When Mohammed Hamdan Dagalo known as (Hemedti) declared a halt to atrocities committed by his Rapid Support Forces (RSF) in El-Fasher, few believed him. Days later, satellite imagery and witness testimony confirmed what Sudanese civilians have come to know too well: his words rarely translate into action. Inside El-Fasher, the killing, starvation, and mass detentions continue unabated.
What began as a political statement of restraint turned into yet another exercise in deception. Reports from human rights organizations and local monitors describe widespread killings on ethnic grounds, arbitrary detentions, torture, and public executions. “Hemedti’s ceasefire is a mirage,” said one Sudanese analyst. “He talks reconciliation while his men tighten the noose.”
Ethnic targeting and information blackout
Military and humanitarian observers confirm that the RSF continues ethnically targeted attacks despite global outrage. Since capturing El-Fasher on October 26 after months of siege, the paramilitary group has obstructed aid, cut communications, and imposed near-total isolation on the city. Analysts argue Hemedti’s ceasefire announcement was intended to deflect international scrutiny and buy time to consolidate control.
Witnesses report that RSF fighters have stopped sharing videos of their atrocities, while forcing residents to remain indoors under threat of execution. “No one can leave. No one can speak,” said a survivor who escaped through Qarni. “If you’re caught, you disappear.”
Evidence from above
The Yale Humanitarian Research Lab released satellite images showing massive gatherings of displaced civilians near Qarni, northwest of El-Fasher. “These images indicate sustained displacement patterns and severe human rights violations,” said the lab’s latest brief.
Meanwhile, the Sudanese Doctors’ Network reported that thousands of civilians remain trapped inside El-Fasher. RSF forces, the group said, have confiscated all transportation and blocked humanitarian aid. Those attempting to flee were either shot or forcibly returned, some suffering from malnutrition and untreated wounds. “This is a humanitarian catastrophe in motion,” the network stated.
Médecins Sans Frontières (Doctors Without Borders) warned that the ban on movement, coupled with collapsing healthcare infrastructure and deliberate targeting of hospitals, risk turning El-Fasher into “a death zone sealed from the world.”
Witnesses describe horror
According to survivors, RSF fighters have separated civilians by gender, age, and ethnicity, detaining many for ransom that sometimes reached hundreds of dollars. “They took our boys, beat them, and told us we were slaves,” one mother told a Sudanese NGO after fleeing to Tawila.
The regional government in Darfur reported more than 2,200 deaths in El-Fasher since October 26, including women and children. Hospitals, mosques, and refugee centers were hit by gunfire, often deliberately. Local officials say over 390,000 people have fled in recent weeks, with thousands more missing.
The International Organization for Migration estimates that more than 8,000 people fled the city over a single weekend, though most never reached safety. “We expected hundreds of thousands to come,” said Shashwat Saraf, Sudan country director for the Norwegian Refugee Council, “but few have survived the journey.”
Global silence and foreign ties
Despite mounting evidence, the international response remains muted. Diplomats acknowledge that Hemedti’s foreign alliances complicate pressure efforts. The RSF has long been linked to gold smuggling routes that fund its operations, as well as military coordination with groups in Libya, Chad, and the Central African Republic.

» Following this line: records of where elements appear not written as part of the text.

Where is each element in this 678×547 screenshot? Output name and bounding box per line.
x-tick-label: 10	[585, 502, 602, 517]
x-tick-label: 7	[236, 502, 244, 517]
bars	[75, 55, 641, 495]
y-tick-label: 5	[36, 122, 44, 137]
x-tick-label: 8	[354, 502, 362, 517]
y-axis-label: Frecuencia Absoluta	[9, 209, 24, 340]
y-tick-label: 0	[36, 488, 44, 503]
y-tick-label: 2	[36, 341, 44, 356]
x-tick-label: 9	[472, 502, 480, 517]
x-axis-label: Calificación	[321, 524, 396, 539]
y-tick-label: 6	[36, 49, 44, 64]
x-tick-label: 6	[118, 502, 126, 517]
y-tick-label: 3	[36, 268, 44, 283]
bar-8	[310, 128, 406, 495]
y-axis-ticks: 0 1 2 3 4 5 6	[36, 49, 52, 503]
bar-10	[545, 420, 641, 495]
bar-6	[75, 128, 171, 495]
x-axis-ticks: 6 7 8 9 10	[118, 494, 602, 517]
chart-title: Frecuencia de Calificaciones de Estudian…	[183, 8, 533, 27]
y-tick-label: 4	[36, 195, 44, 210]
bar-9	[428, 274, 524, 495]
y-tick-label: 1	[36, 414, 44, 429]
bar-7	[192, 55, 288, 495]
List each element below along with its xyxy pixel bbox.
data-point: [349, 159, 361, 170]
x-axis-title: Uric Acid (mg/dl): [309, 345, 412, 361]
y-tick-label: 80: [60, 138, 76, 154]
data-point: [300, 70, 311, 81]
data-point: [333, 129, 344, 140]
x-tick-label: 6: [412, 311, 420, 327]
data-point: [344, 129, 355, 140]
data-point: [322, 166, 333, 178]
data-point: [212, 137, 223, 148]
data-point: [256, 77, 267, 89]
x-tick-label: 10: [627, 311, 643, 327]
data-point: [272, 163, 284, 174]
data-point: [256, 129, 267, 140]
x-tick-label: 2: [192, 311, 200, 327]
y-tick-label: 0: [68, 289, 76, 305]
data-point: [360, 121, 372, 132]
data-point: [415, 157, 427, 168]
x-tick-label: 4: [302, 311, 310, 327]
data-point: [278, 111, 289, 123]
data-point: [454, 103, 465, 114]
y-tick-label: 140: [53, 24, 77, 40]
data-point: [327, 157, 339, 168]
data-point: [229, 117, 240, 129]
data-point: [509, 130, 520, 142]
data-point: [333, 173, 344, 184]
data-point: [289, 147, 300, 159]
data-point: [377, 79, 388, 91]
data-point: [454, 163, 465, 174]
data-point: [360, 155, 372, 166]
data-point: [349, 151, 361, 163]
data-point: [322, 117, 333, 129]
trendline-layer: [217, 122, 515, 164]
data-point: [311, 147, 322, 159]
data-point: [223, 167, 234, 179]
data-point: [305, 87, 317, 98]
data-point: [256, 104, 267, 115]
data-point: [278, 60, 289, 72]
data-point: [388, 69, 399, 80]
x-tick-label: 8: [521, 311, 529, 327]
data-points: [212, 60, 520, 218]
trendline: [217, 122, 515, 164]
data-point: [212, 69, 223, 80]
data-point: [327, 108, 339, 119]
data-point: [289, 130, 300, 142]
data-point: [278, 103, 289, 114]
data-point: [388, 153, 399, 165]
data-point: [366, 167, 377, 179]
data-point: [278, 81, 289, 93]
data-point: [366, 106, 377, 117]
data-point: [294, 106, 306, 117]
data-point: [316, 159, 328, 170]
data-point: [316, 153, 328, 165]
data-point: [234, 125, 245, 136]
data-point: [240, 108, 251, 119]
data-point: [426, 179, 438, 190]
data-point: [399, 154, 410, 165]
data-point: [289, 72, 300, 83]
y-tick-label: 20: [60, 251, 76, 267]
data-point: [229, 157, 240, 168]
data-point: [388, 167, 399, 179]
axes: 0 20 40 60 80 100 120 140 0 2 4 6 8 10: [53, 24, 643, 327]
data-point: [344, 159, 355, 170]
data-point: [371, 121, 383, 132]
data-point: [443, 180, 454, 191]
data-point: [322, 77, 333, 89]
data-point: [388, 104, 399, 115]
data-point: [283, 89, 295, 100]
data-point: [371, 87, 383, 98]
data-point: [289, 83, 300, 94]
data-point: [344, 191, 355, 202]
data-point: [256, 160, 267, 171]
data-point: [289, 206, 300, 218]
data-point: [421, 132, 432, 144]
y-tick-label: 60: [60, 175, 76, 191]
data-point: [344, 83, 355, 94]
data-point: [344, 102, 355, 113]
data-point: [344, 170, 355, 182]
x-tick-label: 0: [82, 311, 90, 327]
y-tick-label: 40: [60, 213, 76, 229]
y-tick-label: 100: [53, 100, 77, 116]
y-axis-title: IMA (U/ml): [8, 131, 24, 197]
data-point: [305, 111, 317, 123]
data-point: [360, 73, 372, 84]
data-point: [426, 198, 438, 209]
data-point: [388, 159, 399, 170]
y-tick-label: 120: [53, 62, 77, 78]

Western intelligence agencies have also tracked cooperation between the RSF and elements of Russia’s Wagner Group in securing Sudanese gold exports—schemes that help sustain the war financially.
Gulf states, particularly the United Arab Emirates, have been accused of indirectly enabling the conflict by supplying funds that flow into RSF-affiliated networks through illicit trade. The UAE denies arming any party in Sudan, though multiple reports by the UN Panel of Experts suggest otherwise.
A senior humanitarian observer told Al Jazeera English, “Sudan’s tragedy is not only a war between two generals. It’s a proxy struggle fueled by regional money and international indifference.”
A country unravels
The wider war between the Sudanese Armed Forces (SAF) and the RSF began in April 2023, collapsing one of Africa’s largest nations into chaos. The conflict has killed tens of thousands and displaced nearly 13 million people—creating one of the world’s worst humanitarian crises.
Today, the RSF controls all five states of Darfur, while the army holds thirteen others, including Khartoum. The line dividing them cuts across a shattered landscape of famine, sexual violence, and ethnic cleansing.
El-Fasher, once the administrative jewel of Darfur, now stands as the symbol of Sudan’s unraveling—its people trapped between a commander’s false promises and a world too weary to act.